Marjorie Pollard

Personal information
- Born: 3 August 1899 Rugby, Warwickshire, England
- Died: 21 March 1982 (aged 82) Bampton, Oxfordshire, England
- Height: 5 ft 7 in (170 cm)

Sport
- Country: United Kingdom
- Sport: Hockey

= Marjorie Pollard =

British field hockey player and writer (1899-1982)

Marjorie Anne Pollard (3 August 1899 – 21 March 1982) was an English field hockey and cricket player, film maker and writer. She was the first woman to commentate on sport for the BBC.

==Early life==
Marjorie Pollard was born in Rugby, Warwickshire. She was educated at Peterborough County Grammar School for Girls, and St Peter's College, Saltley.

== Sports career ==
Pollard played for Northamptonshire county hockey association. She played hockey nearly every year for England from 1921 to 1937, playing 37 times and winning 41 caps.

In October 1926, Pollard joined with several other women – all leading hockey players – help found the Women's Cricket Association. In July 1929, the WCA organised their first public match: London and District v Rest of England. The game was held in Beckenham, with Pollard playing for the latter team.

She edited and wrote the weekly Hockey Field for 24 years, and founded and then edited for 19 years from 1930, Women's Cricket. She also wrote for the newspapers The Observer, The Morning Post and The Evening News. Pollard was the first woman to commentate on sport for the BBC, for a men's cricket match in 1935.

Pollard narrowly missed the selection for the first England Women cricket tour of Australia in 1934-35. She was considered past her best when Australia returned the trip three years later.

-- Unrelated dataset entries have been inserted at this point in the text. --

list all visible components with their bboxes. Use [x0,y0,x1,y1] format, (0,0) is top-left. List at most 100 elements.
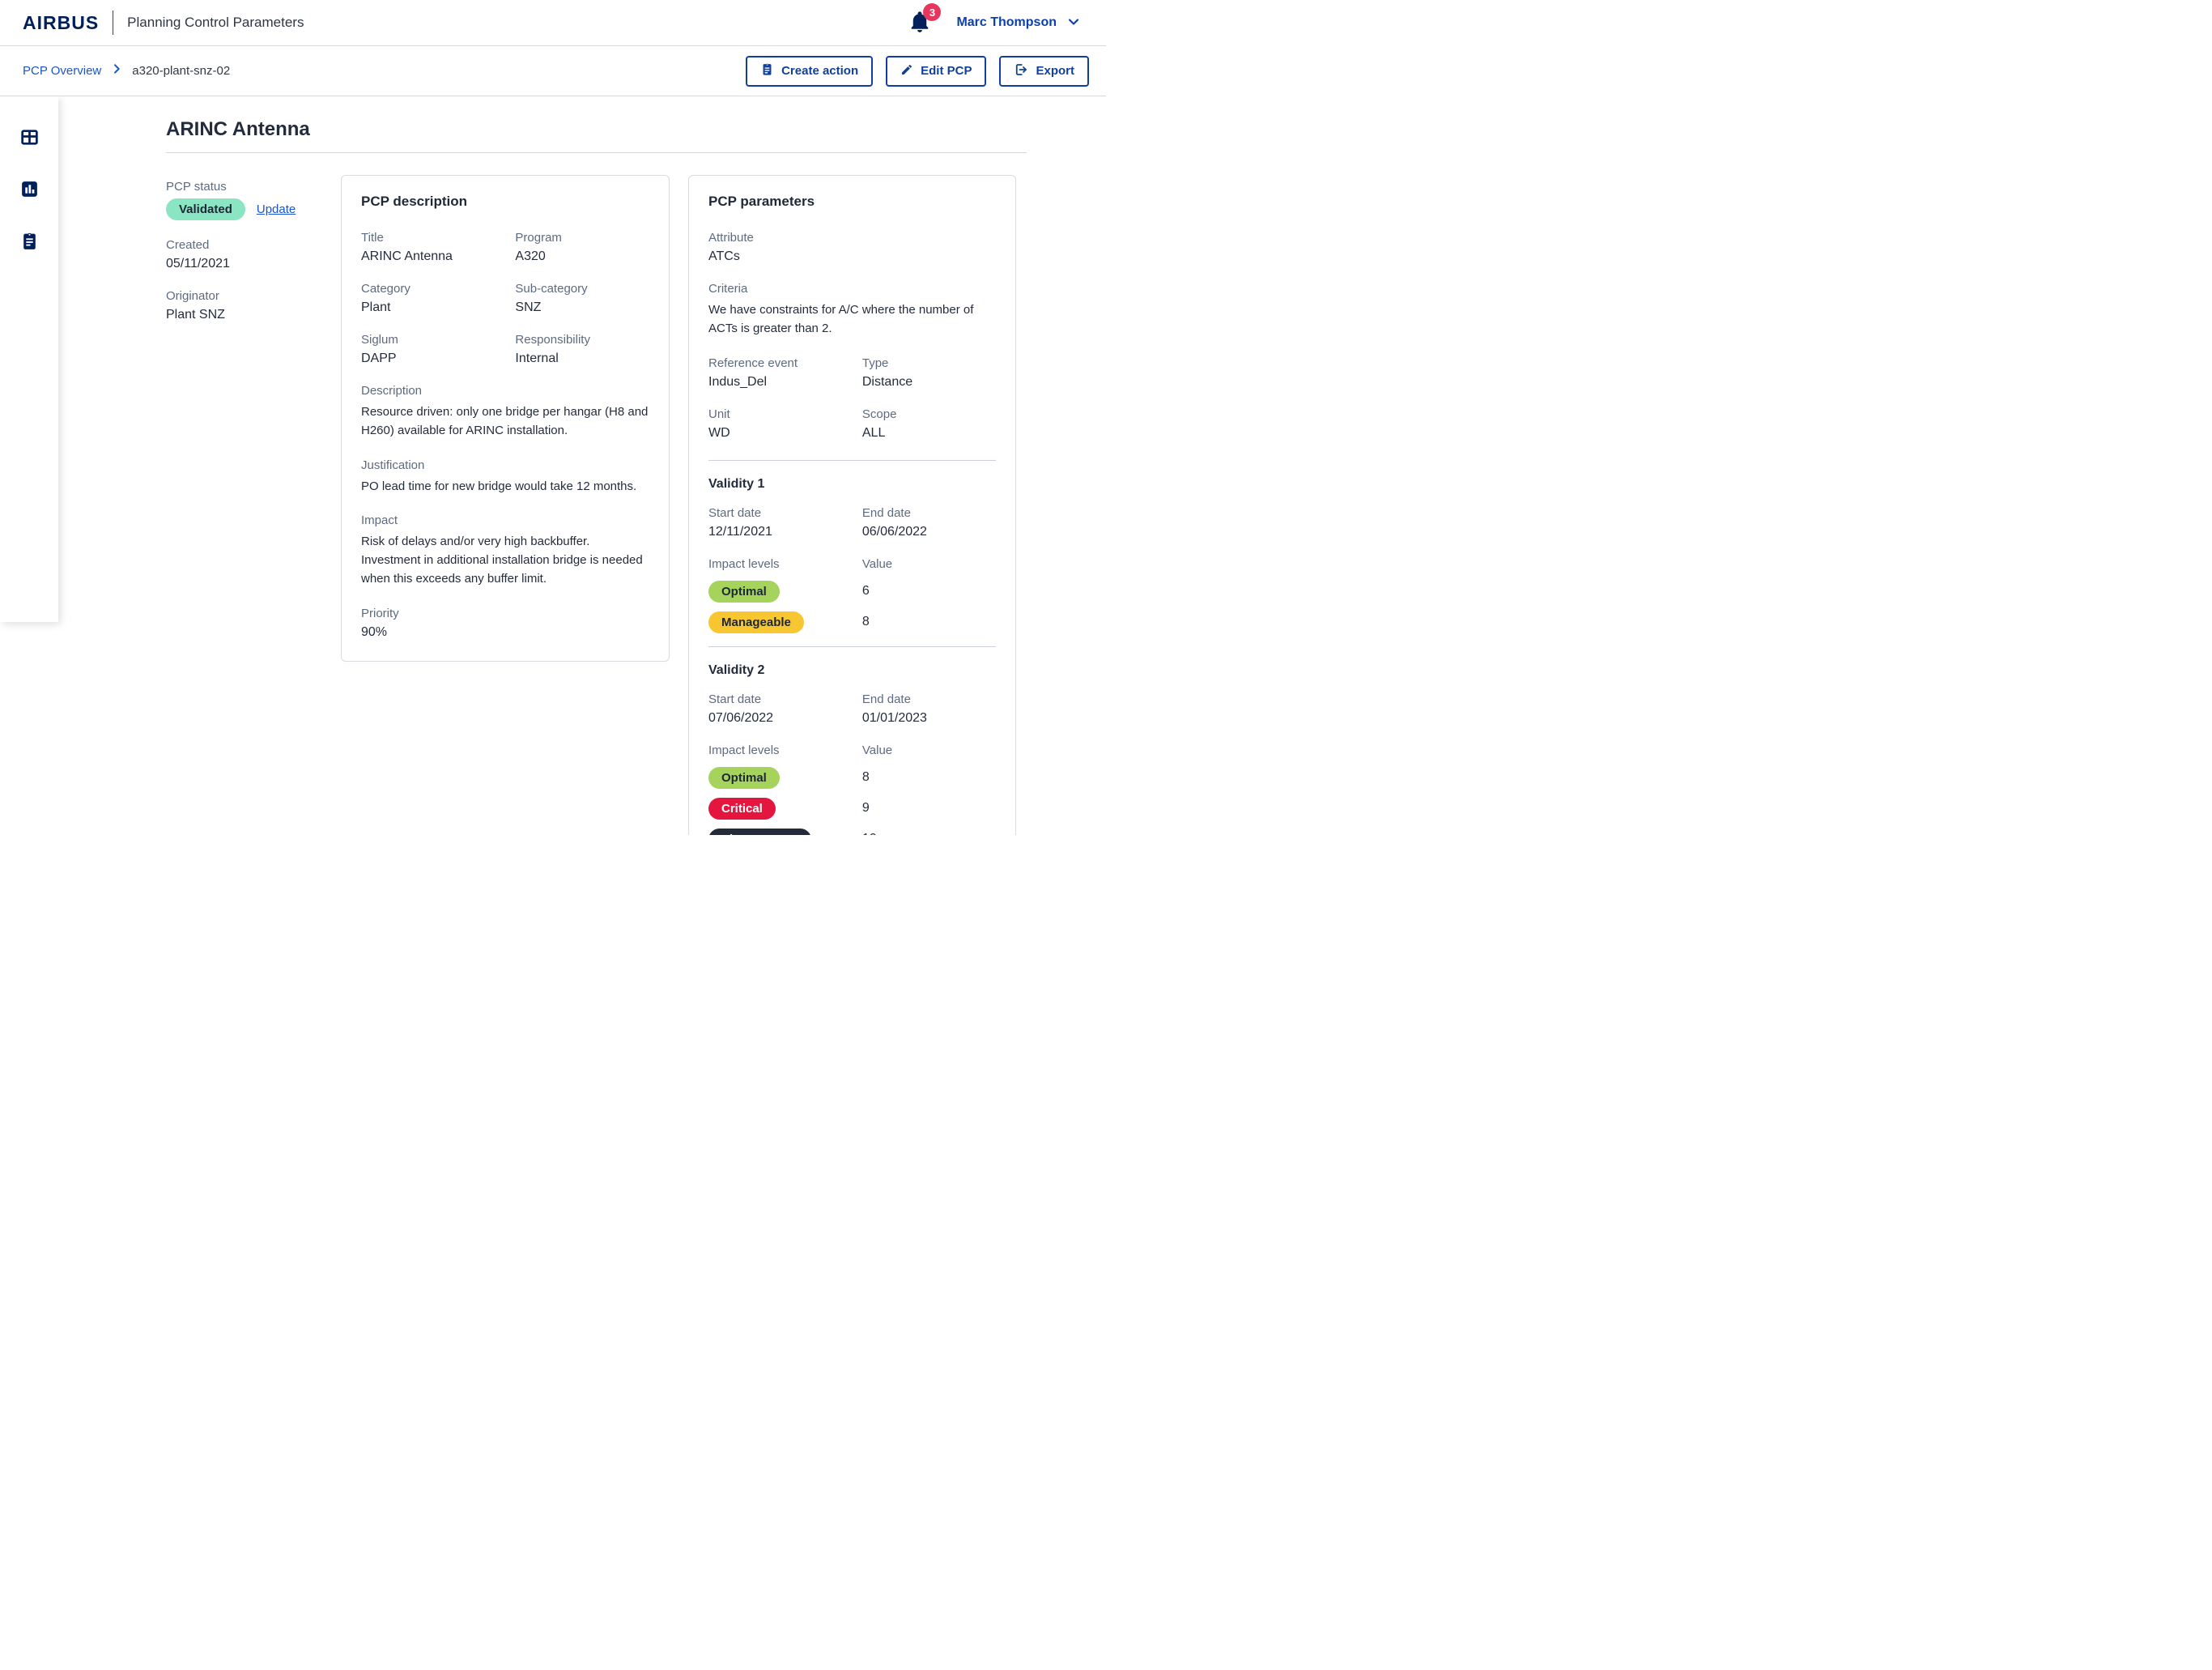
impact-level-value: 9 [861,801,870,815]
pcp-parameters-card: PCP parameters Attribute ATCs Criteria W… [688,175,1016,835]
reference-event-field: Reference event Indus_Del [708,356,862,390]
description-value: Resource driven: only one bridge per han… [361,405,649,438]
sidebar [0,96,58,622]
subcategory-value: SNZ [515,300,542,314]
update-link[interactable]: Update [256,202,296,216]
start-date-label: Start date [708,505,762,520]
parameters-row-2: Unit WD Scope ALL [708,407,996,458]
reference-event-label: Reference event [708,356,798,370]
page-title: ARINC Antenna [166,118,310,140]
impact-level-value: 8 [861,615,870,628]
priority-value: 90% [361,624,388,639]
end-date-label: End date [861,505,911,520]
notifications-button[interactable]: 3 [906,3,942,36]
impact-level-row: Optimal 8 [708,766,996,789]
validity-1-section: Validity 1 Start date 12/11/2021 End dat… [708,477,996,633]
subcategory-label: Sub-category [515,282,588,296]
breadcrumb: PCP Overview a320-plant-snz-02 [23,62,230,79]
impact-levels-label: Impact levels [708,743,780,757]
validity-1-dates: Start date 12/11/2021 End date 06/06/202… [708,506,996,557]
description-card-title: PCP description [361,194,467,209]
unit-field: Unit WD [708,407,862,441]
created-field: Created 05/11/2021 [166,238,322,271]
end-date-value: 01/01/2023 [861,710,927,725]
validity-1-levels-header: Impact levels Value [708,557,996,581]
parameters-card-title: PCP parameters [708,194,815,209]
breadcrumb-current: a320-plant-snz-02 [132,64,231,78]
user-menu[interactable]: Marc Thompson [956,14,1082,32]
value-label: Value [861,743,893,757]
sidebar-item-dashboard[interactable] [13,122,45,155]
clipboard-icon [19,231,40,253]
create-action-label: Create action [781,64,859,78]
edit-pcp-button[interactable]: Edit PCP [886,55,987,87]
attribute-label: Attribute [708,231,754,245]
user-name: Marc Thompson [956,15,1057,29]
criteria-value: We have constraints for A/C where the nu… [708,303,974,336]
title-divider [166,152,1027,153]
originator-label: Originator [166,289,219,303]
impact-level-value: 6 [861,584,870,598]
end-date-value: 06/06/2022 [861,524,927,539]
scope-value: ALL [861,425,886,440]
criteria-label: Criteria [708,282,748,296]
created-value: 05/11/2021 [166,257,230,271]
impact-level-badge: Optimal [708,766,780,789]
title-value: ARINC Antenna [361,249,453,263]
priority-field: Priority 90% [361,607,649,640]
responsibility-field: Responsibility Internal [515,333,649,366]
export-icon [1014,62,1028,80]
export-button[interactable]: Export [999,55,1089,87]
attribute-field: Attribute ATCs [708,231,996,264]
start-date-field: Start date 12/11/2021 [708,506,862,539]
impact-field: Impact Risk of delays and/or very high b… [361,513,649,589]
sidebar-item-actions[interactable] [13,226,45,258]
impact-label: Impact [361,513,398,527]
responsibility-label: Responsibility [515,333,590,347]
validity-2-dates: Start date 07/06/2022 End date 01/01/202… [708,692,996,743]
impact-level-row: Showstopper 10 [708,828,996,835]
attribute-value: ATCs [708,249,740,263]
start-date-label: Start date [708,692,762,706]
brand-area: AIRBUS Planning Control Parameters [23,11,304,35]
criteria-field: Criteria We have constraints for A/C whe… [708,282,996,339]
impact-level-row: Optimal 6 [708,580,996,603]
sidebar-item-analytics[interactable] [13,174,45,207]
export-label: Export [1036,64,1074,78]
airbus-logo: AIRBUS [23,11,100,33]
unit-value: WD [708,425,730,440]
impact-levels-label: Impact levels [708,556,780,571]
start-date-value: 07/06/2022 [708,710,774,725]
end-date-field: End date 01/01/2023 [862,692,996,726]
breadcrumb-link-pcp-overview[interactable]: PCP Overview [23,64,102,78]
start-date-field: Start date 07/06/2022 [708,692,862,726]
description-field: Description Resource driven: only one br… [361,384,649,441]
subcategory-field: Sub-category SNZ [515,282,649,315]
notification-badge: 3 [923,3,942,21]
created-label: Created [166,238,210,252]
title-label: Title [361,231,384,245]
clipboard-icon [760,62,774,79]
main-content: ARINC Antenna PCP status Validated Updat… [166,96,1027,835]
category-field: Category Plant [361,282,515,315]
category-value: Plant [361,300,391,314]
description-row-1: Title ARINC Antenna Program A320 [361,231,649,282]
start-date-value: 12/11/2021 [708,524,772,539]
description-row-3: Siglum DAPP Responsibility Internal [361,333,649,384]
end-date-field: End date 06/06/2022 [862,506,996,539]
grid-icon [19,127,40,150]
chevron-right-icon [110,62,123,79]
validity-2-levels-header: Impact levels Value [708,743,996,767]
value-label: Value [861,556,893,571]
create-action-button[interactable]: Create action [746,55,874,87]
description-row-2: Category Plant Sub-category SNZ [361,282,649,333]
edit-pcp-label: Edit PCP [921,64,972,78]
category-label: Category [361,282,410,296]
program-value: A320 [515,249,546,263]
impact-level-value: 10 [862,832,996,835]
justification-value: PO lead time for new bridge would take 1… [361,479,637,493]
bar-chart-icon [19,179,40,202]
siglum-value: DAPP [361,351,397,365]
status-row: Validated Update [166,198,322,220]
siglum-label: Siglum [361,333,398,347]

In 1965, she was awarded an OBE.

She was a keen film maker and although she did not play in the 1938 hockey match between England and Wales, she filmed it. She filmed it at the same time as the BBC, but her film was in colour. Her films have recently been digitised.

== Death and tribute ==
In March 1982, suffering ill-health and the death of her long-term household companion May Morton, Pollard committed suicide with a shotgun.

In 2020, a blue plaque was unveiled in her memory on the site of her former school, the County Grammar School in Peterborough, by the local Civic Society.